Considering the constraints of the infant years of the PlayStation, Director’s Cut (with recycled Resident Evil environments) is visually generous. The mansion hall is striking, and when things get more claustrophobic in the likes of the cellar and basement, the suspense replaces the spectacular. Roaming dimmed corridors is often so bone-chilling it doesn’t feel like a chore, especially when there’s a chance of meeting something nasty around the corner (the whole thing might be empty anyway!)

Director’s Cut indicates that Capcom were not afraid of soaking the walls with gut juice in the nineties, although recent controversy has persuaded paranoid company fat cats to order watering-down of the gore effects. Admire them here at their most pure, with raw hunks of meat zooming across the room and headless corpses crumpled on the carpet.

The bad news with the graphics is that, despite their clear facial expressions and well-defined core shapes, the character models are rough around the edges. When a character is stood still, for example, they will begin to get restless, and the pixels making up their clothes or arms will split and splutter. The bored fidgeting is a realistic touch, but not exactly a handsome one.

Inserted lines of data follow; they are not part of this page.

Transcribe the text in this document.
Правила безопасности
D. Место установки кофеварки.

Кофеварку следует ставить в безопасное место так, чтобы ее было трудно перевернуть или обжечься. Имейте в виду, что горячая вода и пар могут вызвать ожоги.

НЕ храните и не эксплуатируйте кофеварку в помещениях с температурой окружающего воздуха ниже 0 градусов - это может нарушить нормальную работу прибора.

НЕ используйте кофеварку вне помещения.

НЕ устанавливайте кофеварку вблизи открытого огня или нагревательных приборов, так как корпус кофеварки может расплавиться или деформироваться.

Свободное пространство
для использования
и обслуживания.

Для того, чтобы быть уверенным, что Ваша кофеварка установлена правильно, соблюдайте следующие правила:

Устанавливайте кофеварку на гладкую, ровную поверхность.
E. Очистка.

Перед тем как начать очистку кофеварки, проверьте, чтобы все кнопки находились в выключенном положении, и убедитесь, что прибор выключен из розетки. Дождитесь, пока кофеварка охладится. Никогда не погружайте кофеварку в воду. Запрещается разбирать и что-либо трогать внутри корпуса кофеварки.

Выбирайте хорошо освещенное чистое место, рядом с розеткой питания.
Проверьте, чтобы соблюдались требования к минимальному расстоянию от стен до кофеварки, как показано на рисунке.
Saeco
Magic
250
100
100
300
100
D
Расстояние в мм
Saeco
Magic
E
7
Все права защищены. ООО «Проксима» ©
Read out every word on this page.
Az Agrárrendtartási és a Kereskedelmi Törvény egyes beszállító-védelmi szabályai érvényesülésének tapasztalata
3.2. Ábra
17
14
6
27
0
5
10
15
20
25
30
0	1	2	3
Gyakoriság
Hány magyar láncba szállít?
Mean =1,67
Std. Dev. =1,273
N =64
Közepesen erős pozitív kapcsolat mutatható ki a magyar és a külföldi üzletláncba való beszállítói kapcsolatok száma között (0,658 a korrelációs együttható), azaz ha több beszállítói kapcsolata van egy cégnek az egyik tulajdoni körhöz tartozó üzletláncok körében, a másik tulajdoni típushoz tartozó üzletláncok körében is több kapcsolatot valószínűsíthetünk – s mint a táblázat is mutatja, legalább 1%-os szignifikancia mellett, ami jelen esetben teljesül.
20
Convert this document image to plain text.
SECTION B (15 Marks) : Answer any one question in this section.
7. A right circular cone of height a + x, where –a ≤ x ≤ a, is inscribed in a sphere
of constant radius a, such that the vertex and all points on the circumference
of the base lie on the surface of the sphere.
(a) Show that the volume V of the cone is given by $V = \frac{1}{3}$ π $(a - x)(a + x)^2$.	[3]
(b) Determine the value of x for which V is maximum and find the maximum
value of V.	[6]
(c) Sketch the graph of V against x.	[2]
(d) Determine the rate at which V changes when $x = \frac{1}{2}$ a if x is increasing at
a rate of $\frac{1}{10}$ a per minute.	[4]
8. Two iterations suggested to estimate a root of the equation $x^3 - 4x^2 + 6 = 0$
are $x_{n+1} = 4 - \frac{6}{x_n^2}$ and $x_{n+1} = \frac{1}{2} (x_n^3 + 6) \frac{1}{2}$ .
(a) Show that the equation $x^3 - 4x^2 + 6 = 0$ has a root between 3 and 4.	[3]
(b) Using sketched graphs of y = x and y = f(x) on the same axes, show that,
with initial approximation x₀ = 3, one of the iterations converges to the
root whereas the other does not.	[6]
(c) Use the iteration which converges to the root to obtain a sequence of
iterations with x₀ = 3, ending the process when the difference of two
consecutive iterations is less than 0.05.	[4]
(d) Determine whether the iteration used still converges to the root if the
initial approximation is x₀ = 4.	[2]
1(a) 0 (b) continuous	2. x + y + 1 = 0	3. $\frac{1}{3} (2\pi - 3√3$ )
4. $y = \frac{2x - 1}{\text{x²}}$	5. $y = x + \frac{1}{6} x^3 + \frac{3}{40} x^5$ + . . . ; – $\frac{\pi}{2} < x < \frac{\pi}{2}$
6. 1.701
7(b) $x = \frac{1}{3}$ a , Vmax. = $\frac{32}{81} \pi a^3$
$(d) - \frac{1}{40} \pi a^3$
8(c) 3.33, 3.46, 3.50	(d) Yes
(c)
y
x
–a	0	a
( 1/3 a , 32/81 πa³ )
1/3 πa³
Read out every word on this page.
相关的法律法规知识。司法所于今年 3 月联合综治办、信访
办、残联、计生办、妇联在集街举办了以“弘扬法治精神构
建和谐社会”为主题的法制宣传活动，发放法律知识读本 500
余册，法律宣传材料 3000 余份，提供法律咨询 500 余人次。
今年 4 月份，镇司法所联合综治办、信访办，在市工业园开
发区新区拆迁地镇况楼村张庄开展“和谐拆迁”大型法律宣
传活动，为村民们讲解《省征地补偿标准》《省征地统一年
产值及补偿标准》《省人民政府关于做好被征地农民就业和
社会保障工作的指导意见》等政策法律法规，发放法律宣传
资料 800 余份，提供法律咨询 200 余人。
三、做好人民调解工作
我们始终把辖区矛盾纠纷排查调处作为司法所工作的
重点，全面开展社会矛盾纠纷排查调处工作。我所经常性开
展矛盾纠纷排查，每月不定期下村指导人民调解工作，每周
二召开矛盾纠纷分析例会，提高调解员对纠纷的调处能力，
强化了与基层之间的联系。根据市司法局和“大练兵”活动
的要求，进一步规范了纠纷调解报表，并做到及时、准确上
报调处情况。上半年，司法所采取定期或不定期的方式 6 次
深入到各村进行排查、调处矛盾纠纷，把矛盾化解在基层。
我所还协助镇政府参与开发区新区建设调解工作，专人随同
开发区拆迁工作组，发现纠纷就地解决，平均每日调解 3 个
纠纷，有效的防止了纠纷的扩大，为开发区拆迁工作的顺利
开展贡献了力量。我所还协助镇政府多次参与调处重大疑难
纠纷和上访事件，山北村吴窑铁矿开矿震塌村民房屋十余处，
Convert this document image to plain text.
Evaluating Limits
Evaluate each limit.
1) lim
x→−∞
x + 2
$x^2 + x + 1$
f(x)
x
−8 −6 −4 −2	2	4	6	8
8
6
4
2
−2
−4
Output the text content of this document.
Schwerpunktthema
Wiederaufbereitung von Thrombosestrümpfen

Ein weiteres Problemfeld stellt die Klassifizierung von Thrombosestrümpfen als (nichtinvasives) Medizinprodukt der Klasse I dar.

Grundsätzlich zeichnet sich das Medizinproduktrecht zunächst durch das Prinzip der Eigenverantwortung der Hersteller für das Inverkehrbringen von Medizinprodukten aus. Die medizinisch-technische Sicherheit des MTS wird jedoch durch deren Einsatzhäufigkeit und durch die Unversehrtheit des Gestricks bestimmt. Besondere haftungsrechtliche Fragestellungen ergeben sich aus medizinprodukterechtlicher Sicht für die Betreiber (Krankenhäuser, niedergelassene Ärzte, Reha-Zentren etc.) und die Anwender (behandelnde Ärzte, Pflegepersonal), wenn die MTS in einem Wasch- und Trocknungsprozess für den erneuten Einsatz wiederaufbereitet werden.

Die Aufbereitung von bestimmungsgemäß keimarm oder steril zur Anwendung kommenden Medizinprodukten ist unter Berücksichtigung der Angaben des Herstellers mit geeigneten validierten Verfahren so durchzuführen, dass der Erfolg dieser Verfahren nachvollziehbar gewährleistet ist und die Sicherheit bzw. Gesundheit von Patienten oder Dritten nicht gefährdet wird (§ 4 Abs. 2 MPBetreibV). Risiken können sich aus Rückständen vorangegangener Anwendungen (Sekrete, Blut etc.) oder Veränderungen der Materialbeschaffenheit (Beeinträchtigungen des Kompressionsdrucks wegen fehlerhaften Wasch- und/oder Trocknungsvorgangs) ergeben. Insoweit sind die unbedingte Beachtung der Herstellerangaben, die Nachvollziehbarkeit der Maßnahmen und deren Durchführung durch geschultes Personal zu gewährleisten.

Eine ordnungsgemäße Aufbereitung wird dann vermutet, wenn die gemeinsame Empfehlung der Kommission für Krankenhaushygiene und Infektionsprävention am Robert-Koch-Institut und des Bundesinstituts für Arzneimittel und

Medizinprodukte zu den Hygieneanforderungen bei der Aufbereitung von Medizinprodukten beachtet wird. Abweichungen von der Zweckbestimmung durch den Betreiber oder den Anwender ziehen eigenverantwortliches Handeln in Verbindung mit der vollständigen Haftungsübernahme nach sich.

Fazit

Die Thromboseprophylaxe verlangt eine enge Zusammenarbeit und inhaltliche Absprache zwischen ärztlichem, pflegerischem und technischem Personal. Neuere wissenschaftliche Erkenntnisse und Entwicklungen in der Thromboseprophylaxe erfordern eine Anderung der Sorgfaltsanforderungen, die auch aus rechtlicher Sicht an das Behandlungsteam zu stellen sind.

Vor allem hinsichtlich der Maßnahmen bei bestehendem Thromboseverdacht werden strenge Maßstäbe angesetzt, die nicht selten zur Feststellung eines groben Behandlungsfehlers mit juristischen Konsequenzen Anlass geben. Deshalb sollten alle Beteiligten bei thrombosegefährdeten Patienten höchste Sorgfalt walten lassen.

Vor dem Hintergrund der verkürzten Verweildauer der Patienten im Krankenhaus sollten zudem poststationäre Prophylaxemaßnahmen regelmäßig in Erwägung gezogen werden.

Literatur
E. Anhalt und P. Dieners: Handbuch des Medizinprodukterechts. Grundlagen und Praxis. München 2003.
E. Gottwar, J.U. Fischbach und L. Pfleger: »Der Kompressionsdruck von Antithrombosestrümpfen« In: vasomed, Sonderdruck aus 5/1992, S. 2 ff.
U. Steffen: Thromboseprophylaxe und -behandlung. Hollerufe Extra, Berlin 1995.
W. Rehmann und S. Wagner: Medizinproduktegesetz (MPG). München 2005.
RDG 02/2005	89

The straightforward narrative of Director’s Cut is told through completely appalling cut-scenes, loaded with laughable dialogue and hopeless acting. Notably, Barry’s voice "artiste" is unforgettable, credited with such classics as "a dining room...", "it’s a weapon, it’s really powerful!!" and "I hope this is not Chris’s blood...". In theory those lines are humourless; in practice they’re priceless. You can sense Capcom laughing at YOU if you think these sequences are meant to be serious, so chuckle along with the rest of us at the intentional B-movie ludicrousness of it all. And wear a tight shirt to stop your sides from splitting and fatally wounding you.

That said, the music is genuinely excellent. The main mansion theme has a beautiful emphasis on low string instruments and haunts you through every room, yet a throb of frantic aggression will abruptly change the whole atmosphere and pierce your heart so mercilessly it may stop beating for a second. You’ll drop the controller, sit there in shock, and when you come to Jill or Chris could be lying face down in a pool of blood. Capcom also use cold silence at all the right points to put the fear of God in you, which game developers are usually not good at.

Indeed, developers are unlikely to recapture the petrifying magic of Resident Evil ever again, and seeing as Director’s Cut is all that magic and more, you don’t want to miss it.